I agree with KawKan, the brace won't do much for the shoulder. But throw some .45 bands on there and grab some 8mm clay ammo and you'll be happy  Maybe start at 450% draw instead of 500% or more, then work your way back up after you start getting better. I have .45 Sumeike but any brand will do. I picked up some of this clay below, it works great and it's nice and light.

https://www.amazon.com/gp/product/B087R2D6FN/ref=ppx_yo_dt_b_search_asin_title?ie=UTF8&psc=1


----------



## SteveJ

thanks all!! I setup a natural w/ some narrow but kinda thick orange office bands, dont recall the number. I am shooting bbs and its not bad out to 10m. Id tried bbs befor w/ a heavier setup. But this lighter set seems ok, kinda touch on release, but that will probably be good for me in the end .
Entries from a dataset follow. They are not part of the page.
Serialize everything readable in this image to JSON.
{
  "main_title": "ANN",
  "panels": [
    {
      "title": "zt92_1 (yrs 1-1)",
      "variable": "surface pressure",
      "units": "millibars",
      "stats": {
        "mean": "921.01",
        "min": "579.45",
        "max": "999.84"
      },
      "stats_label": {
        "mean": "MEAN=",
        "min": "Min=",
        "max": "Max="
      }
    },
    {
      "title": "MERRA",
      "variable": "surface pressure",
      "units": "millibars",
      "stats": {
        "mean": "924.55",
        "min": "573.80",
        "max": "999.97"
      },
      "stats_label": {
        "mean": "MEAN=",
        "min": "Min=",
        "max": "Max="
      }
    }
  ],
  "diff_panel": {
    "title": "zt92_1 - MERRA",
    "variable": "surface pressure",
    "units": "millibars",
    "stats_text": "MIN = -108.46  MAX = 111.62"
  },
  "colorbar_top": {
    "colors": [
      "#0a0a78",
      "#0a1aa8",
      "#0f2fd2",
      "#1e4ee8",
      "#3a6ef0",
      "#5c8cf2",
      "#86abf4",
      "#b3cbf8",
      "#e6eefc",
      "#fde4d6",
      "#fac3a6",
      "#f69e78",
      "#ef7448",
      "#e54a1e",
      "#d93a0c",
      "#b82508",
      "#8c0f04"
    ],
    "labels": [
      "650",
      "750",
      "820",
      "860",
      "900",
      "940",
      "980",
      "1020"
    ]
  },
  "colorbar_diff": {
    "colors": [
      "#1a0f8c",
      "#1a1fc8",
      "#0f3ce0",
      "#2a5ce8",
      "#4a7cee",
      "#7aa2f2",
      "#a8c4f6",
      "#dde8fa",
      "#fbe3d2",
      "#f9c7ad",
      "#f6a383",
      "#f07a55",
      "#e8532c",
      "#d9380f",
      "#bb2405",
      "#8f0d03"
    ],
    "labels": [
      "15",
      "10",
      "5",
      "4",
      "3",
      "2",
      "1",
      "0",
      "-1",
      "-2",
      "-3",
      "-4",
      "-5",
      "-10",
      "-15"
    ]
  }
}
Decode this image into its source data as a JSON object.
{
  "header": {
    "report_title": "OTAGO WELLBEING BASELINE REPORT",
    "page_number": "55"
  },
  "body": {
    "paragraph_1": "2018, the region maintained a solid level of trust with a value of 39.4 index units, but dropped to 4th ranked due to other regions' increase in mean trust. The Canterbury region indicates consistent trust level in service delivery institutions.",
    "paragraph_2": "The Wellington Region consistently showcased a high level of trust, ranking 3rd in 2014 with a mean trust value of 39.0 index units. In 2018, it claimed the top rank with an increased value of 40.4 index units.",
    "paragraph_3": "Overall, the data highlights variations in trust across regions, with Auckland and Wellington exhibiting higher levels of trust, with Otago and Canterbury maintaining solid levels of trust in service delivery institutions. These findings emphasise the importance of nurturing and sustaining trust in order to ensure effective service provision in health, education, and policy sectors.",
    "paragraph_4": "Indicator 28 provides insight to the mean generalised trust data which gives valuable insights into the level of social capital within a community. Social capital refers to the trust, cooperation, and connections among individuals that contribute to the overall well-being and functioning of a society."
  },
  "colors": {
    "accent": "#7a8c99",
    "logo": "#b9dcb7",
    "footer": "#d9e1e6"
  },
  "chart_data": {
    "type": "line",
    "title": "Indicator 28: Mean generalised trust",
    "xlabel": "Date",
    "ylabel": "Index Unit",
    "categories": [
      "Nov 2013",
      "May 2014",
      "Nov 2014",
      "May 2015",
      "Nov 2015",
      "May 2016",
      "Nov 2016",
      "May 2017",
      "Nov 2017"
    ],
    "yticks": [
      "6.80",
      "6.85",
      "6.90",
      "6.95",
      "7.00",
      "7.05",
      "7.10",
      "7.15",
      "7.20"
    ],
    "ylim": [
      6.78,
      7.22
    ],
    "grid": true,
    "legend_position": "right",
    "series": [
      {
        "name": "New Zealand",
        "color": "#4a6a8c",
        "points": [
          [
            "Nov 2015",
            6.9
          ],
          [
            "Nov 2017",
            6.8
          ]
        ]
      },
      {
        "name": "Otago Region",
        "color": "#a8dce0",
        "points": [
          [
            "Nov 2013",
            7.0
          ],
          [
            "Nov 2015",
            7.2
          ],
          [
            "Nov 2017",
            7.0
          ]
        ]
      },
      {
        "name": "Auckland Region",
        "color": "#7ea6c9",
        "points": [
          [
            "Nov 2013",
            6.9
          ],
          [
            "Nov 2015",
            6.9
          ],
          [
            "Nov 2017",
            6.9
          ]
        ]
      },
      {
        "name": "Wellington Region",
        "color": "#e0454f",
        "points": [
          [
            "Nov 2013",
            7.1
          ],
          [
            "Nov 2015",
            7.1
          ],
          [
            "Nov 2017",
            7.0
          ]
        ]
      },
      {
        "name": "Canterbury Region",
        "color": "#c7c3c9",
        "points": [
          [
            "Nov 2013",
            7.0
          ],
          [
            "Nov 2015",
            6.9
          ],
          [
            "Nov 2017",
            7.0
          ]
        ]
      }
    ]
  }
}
again, thank you. Its over use, and not letting things heal. Its hard to stop when your having fun!


----------



## SteveJ

SteveJ said:


> thanks all!! I setup a natural w/ some narrow but kinda thick orange office bands, dont recall the number. I am shooting bbs and its not bad out to 10m. Id tried bbs befor w/ a heavier setup. But this lighter set seems ok, kinda touch on release, but that will probably be good for me in the end .
> 
> again, thank you. Its over use, and not letting things heal. Its hard to stop when your having fun!


Kaw kan you are Ray right?


----------



## nike

So Great :violin:


----------



## Henry the Hermit

cjs said:


> I think I can make the bands a little thicker or shorter to get a little more speed, just didn't want to strain this flexible frame too much.


Unless you're drawing close to 40 inches, the bands are too long for speed. Measure your draw, divide by 5 cut so your finished bands are that long, and you will have bands that will zip way faster than the stock Daisy tubes. BTW, Daisy's F16 is a stronger frame, and the wrist brace will soon become a nuisance.


----------